While furious Mors, from place, to place did flie,
And here, and there, her fatall dartes did throwe:
At lengthe shee mette, with Cupid passing by,
Who likewise had, bene busie with his bowe:
Within one Inne, they bothe togeather stay'd,
And for one nighte, awaie theire shooting lay'd.
The morrowe next, they bothe awaie doe haste,
And eache by chaunce, the others quiver takes:
The frozen dartes, on Cupiddes backe weare plac'd,
The fierie dartes, the leane virago shakes:
Whereby ensued, such alteration straunge,
As all the worlde, did wonder at the chaunge.
For gallant youthes, whome Cupid thoughte to wounde,
Of love, and life, did make an ende at once.

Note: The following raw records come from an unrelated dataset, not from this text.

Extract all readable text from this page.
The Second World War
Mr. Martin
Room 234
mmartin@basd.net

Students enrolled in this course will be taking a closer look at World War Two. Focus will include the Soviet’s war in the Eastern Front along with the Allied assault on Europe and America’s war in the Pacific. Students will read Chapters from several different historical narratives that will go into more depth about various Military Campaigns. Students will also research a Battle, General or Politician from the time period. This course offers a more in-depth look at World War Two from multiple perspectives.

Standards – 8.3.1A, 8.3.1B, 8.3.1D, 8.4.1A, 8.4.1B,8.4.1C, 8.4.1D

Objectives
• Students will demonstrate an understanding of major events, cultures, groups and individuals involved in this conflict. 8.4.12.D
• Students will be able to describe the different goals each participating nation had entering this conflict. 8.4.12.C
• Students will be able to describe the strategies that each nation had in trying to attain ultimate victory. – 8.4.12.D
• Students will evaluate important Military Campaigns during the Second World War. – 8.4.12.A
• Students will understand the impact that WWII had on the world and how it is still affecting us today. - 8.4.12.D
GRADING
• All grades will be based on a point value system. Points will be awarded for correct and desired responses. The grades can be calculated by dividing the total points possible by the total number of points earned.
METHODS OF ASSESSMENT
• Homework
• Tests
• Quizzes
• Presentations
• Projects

And aged men, whome deathe woulde bringe to grounde:
Beganne againe to love, with sighes, and grones;
Thus natures lawes, this chaunce infringed soe:
That age did love, and youthe to grave did goe.
Till at the laste, as Cupid drewe his bowe,
Before he shotte: a younglinge thus did crye,
Oh Venus sonne, thy dartes thou doste not knowe,
They pierce too deepe: for all thou hittes, doe die:
Oh spare our age, who honored thee of oulde,
Theise dartes are bone, take thou the dartes of goulde.
Which beinge saide, a while did Cupid staye,
And sawe, how youthe was almoste cleane extinct:
And age did doate, with garlandes freshe, and gaye,
And heades all balde, weare newe in wedlocke linckt:
Wherefore he shewed, this error unto Mors,
Who miscontent, did chaunge againe perforce.
Yet so, as bothe some dartes awaie convay'd,
Which weare not theirs: yet unto neither knowne,
Some bonie dartes, in Cupiddes quiver stay'd,
Some goulden dartes, had Mors amongst her owne.
Then, when wee see, untimelie deathe appeare:
Or wanton age: it was this chaunce you heare.